Ümraniye’de "Kıssalar" Konuşuldu
Özgür-Der Ümraniye Şubesi’nin düzenlediği aylık paneller devam ediyor.
Metot Tartışmalarını Akaidden Ayrı Düşünmek Mümkün Değildir
Yahya Yolcu'nun konunun önemine dair yaptığı açılış konuşmasına müteakiben ilk konuşmacı olarak söz alan Kenan Levent, Kur'an kıssalarının İslami mücadele metodolojisi bağlamında kaynak niteliğindeki değeri üzerinde durdu. Bu bağlamda "Metot tartışmalarını akaidden ayrı düşünmek mümkün değildir." tespitinde bulunan Levent, metoda mündemiç iki temel hususun bulunduğunu belirterek bunları 1-amaç, 2-yol/yöntem olarak tasnifledi. Konuya dair başta Seyyid Kutub, M. Hüseyin Fadlallah vb. öncü şahsiyetlerin yaklaşım ve açılımlarını da özetleyen Levent, "İslami bir mücadele metodolojisinde amaç kadar takip edilen yol ve yöntemin de sahih olması gerekir." dedi.

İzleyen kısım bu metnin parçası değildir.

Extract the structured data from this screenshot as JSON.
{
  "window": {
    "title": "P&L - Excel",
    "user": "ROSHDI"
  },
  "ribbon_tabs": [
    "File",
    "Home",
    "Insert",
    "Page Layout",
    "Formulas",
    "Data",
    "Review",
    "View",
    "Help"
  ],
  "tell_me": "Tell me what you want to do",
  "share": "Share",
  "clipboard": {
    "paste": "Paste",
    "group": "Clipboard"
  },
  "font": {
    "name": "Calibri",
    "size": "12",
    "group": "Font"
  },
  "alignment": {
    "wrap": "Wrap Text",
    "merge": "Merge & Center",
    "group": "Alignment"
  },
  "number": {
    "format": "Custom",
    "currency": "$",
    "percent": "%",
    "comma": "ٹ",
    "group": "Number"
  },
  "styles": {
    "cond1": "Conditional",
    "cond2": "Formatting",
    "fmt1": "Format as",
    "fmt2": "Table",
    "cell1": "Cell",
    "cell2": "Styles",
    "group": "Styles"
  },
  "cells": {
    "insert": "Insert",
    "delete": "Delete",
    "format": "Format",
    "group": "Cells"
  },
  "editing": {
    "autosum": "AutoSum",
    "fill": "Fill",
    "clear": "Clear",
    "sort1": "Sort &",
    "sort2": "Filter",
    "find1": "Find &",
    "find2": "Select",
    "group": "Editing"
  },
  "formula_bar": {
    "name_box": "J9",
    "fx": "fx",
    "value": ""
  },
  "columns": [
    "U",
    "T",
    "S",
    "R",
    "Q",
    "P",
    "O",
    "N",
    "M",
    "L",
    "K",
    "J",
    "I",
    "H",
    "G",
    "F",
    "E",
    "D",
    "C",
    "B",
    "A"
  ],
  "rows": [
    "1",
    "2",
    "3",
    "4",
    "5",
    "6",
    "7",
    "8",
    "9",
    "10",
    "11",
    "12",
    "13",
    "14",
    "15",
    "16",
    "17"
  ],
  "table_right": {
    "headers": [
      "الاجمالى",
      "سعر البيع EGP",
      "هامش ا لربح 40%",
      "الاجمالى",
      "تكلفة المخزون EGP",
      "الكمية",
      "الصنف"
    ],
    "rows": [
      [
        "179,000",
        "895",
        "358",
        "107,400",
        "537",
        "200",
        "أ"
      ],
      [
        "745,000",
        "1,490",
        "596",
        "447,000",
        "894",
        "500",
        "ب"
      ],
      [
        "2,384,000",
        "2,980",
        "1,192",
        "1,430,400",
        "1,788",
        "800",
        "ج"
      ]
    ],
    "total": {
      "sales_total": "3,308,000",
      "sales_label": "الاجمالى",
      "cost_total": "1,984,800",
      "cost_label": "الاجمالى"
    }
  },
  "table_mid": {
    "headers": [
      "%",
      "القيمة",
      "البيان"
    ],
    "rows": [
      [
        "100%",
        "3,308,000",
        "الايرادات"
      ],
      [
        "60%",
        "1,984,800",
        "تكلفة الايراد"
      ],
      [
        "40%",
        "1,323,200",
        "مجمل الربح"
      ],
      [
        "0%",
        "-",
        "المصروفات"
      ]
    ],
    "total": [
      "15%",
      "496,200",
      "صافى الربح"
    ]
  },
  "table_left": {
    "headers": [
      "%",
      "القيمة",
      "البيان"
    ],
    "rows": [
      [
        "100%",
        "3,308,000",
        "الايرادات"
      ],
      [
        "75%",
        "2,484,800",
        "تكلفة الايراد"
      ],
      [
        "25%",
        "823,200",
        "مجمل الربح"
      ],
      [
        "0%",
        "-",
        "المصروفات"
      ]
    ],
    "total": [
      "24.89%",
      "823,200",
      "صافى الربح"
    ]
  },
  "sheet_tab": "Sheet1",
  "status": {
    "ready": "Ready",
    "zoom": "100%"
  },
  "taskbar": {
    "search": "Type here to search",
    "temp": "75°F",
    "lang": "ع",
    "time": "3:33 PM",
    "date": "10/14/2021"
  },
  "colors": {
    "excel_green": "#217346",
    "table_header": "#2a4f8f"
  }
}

Metot Tespiti Naslardan Hareketle Yapılmalıdır
Kur'an kıssalarından hareketle metodun birinci sacayağı olan amaç/lar bağlamında üç evrensel-sabit unsurun bulunduğunu belirten konuşmacı, bunları 1-tevhid, 2-nübüvvet, 3-ahiret olarak kaydetti. Levent metodun ikinci sacayağını oluşturan yol-yöntem konusunun ise çeşitlilik arz ettiğini, içtihadi nitelikte olduğunu ve peygamber kıssalarının bu alanda yol gösterici niteliğe haiz olduklarını söyledi. Ek olarak değişkenler alanında oluşabilecek muhtemel keyfilikleri ve kendiliğindencilik zaafına düşmemek için de her iki yönüyle de metodolojinin muhkem naslardan hareketle tespit edilmesi gerektiğinin altını çizdi.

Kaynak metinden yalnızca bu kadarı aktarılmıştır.